Simulated Author's Rebuttal

2 responses · 0 unresolved

We thank the referee for the constructive comments on the abstract. We agree that stronger grounding is needed for the deployment-relevance claim and for the selection of the capability axes. We will revise the manuscript accordingly and respond to each point below.

read point-by-point responses
  1. Referee: [Abstract] Abstract: The claim that 'the capability profile and the jaggedness measure give a deployment-relevant diagnostic that the overall ranking alone cannot provide' is not supported by any evidence in the manuscript. All reported results are internal to the fixed sample of 50 games from the generated pool; there are no comparisons of model behavior on GENSTRAT versus any marketplace, auction, or bidding task, nor any mapping of game parameters to real deployment features.
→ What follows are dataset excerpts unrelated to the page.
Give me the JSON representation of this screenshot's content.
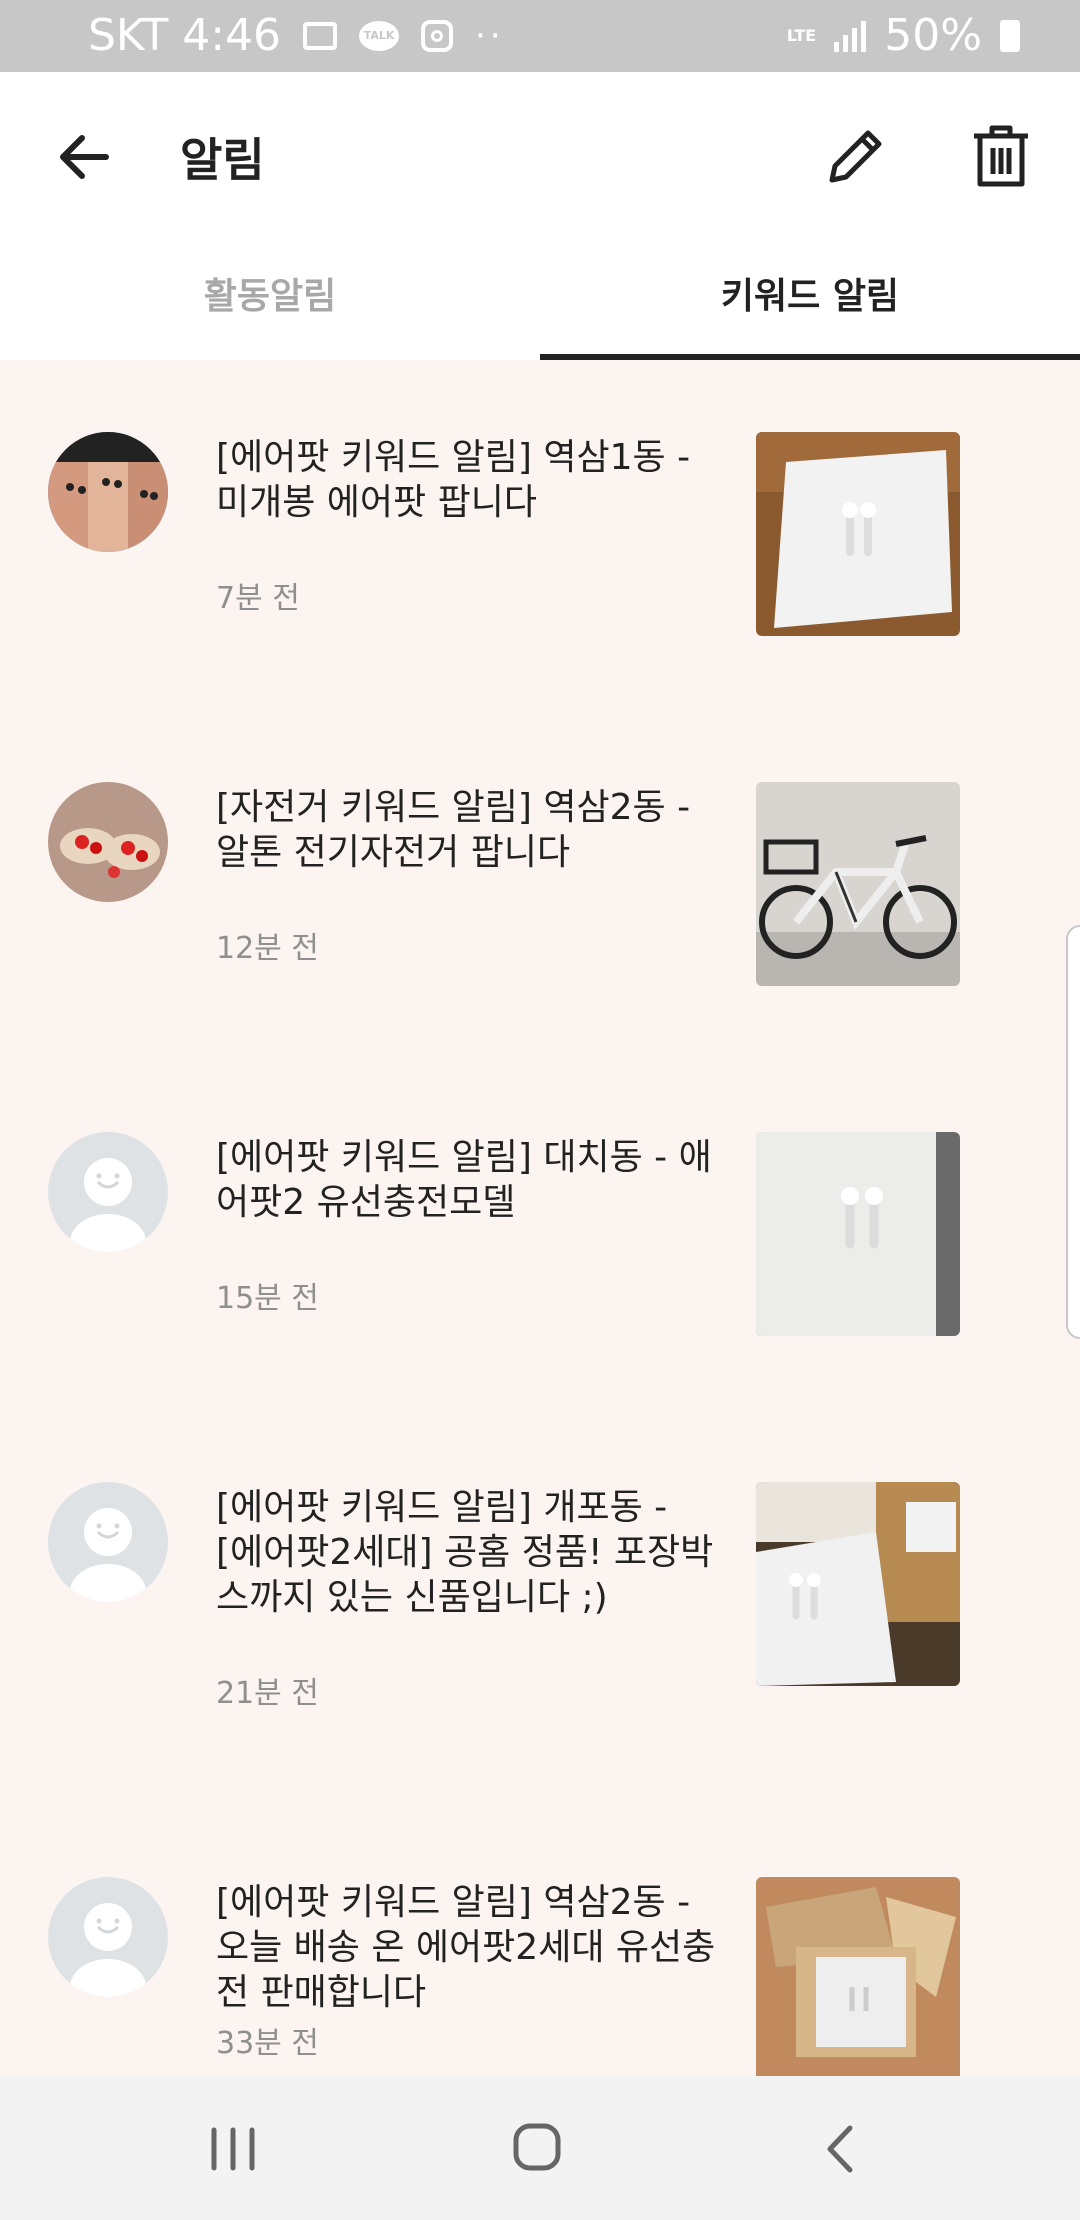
{
  "status_bar": {
    "carrier_time": "SKT 4:46",
    "talk_label": "TALK",
    "dots": "··",
    "network": "LTE",
    "battery": "50%"
  },
  "app_bar": {
    "title": "알림",
    "icons": [
      "back-arrow-icon",
      "pencil-icon",
      "trash-icon"
    ]
  },
  "tabs": [
    {
      "label": "활동알림",
      "selected": false
    },
    {
      "label": "키워드 알림",
      "selected": true
    }
  ],
  "notifications": [
    {
      "title": "[에어팟 키워드 알림] 역삼1동 - 미개봉 에어팟 팝니다",
      "time": "7분 전",
      "avatar": "photo-faces",
      "thumbnail": "airpods-box"
    },
    {
      "title": "[자전거 키워드 알림] 역삼2동 - 알톤 전기자전거 팝니다",
      "time": "12분 전",
      "avatar": "photo-food",
      "thumbnail": "electric-bicycle"
    },
    {
      "title": "[에어팟 키워드 알림] 대치동 - 애어팟2 유선충전모델",
      "time": "15분 전",
      "avatar": "default-profile",
      "thumbnail": "airpods-box"
    },
    {
      "title": "[에어팟 키워드 알림] 개포동 - [에어팟2세대] 공홈 정품! 포장박스까지 있는 신품입니다 ;)",
      "time": "21분 전",
      "avatar": "default-profile",
      "thumbnail": "airpods-box-keyboard"
    },
    {
      "title": "[에어팟 키워드 알림] 역삼2동 - 오늘 배송 온 에어팟2세대 유선충전 판매합니다",
      "time": "33분 전",
      "avatar": "default-profile",
      "thumbnail": "airpods-in-cardboard"
    }
  ],
  "colors": {
    "list_background": "#fcf4f0",
    "status_bar": "#c7c7c7",
    "active_tab_indicator": "#222222",
    "inactive_tab_text": "#a8a8a8",
    "time_text": "#8f8f8f"
  },
  "nav_bar": {
    "icons": [
      "recent-apps-icon",
      "home-icon",
      "nav-back-icon"
    ]
  }
}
    Authors: We agree that the manuscript contains no direct empirical comparisons between GENSTRAT performance and behavior in external tasks such as auctions or marketplaces, nor any explicit mapping of game parameters to deployment features. The abstract statement is therefore unsupported as currently phrased. In revision we will qualify the claim (e.g., replace with “may supply a deployment-relevant diagnostic”) and add an explicit limitations paragraph noting the absence of external validation while outlining planned follow-up work to test transfer. revision: yes

  2. Referee: [Abstract] Abstract: No information is provided on how the six axes were selected, validated, or operationalized, nor on the criteria used to choose game parameters or test the generator against external strategic environments. This leaves the decomposition of competence and the representativeness of the distribution ungrounded.

    Authors: The six axes are motivated by core dimensions in game-theoretic treatments of strategic reasoning, yet the manuscript does not document their selection process, operationalization details, or the sampling criteria for the 2,000-game pool. We will add a dedicated methods subsection that (a) cites the relevant literature for each axis, (b) describes the generator parameters used to instantiate them (e.g., deck size and branching factor for state space; revelation schedule for information sensitivity), and (c) states the diversity criteria applied during sampling. We will also acknowledge that no external-environment validation was performed and treat this as a limitation. revision: yes

Circularity Check

0 steps flagged

No circularity: empirical tournament results on generated games

full rationale

The paper reports empirical outcomes from head-to-head tournaments on a fixed sample of 50 procedurally generated games drawn from a 2000-game pool, with over 36,000 matches across nine LLMs. Capability profiles are decomposed across six axes and jaggedness is measured from within-distribution performance variation; neither is shown to reduce by any equation or definition to fitted parameters or prior self-citations. The deployment-relevance claim is an interpretive assertion about the game distribution, not a mathematical derivation that collapses to its inputs. No load-bearing self-citation chains, self-definitional constructs, or fitted-input predictions appear in the provided text.

Axiom & Free-Parameter Ledger

0 free parameters · 0 axioms · 0 invented entities

The work rests on the untested premise that card-game distributions capture deployment-relevant strategic structure and that the six named axes are the right decomposition; no free parameters or invented entities are quantified in the abstract.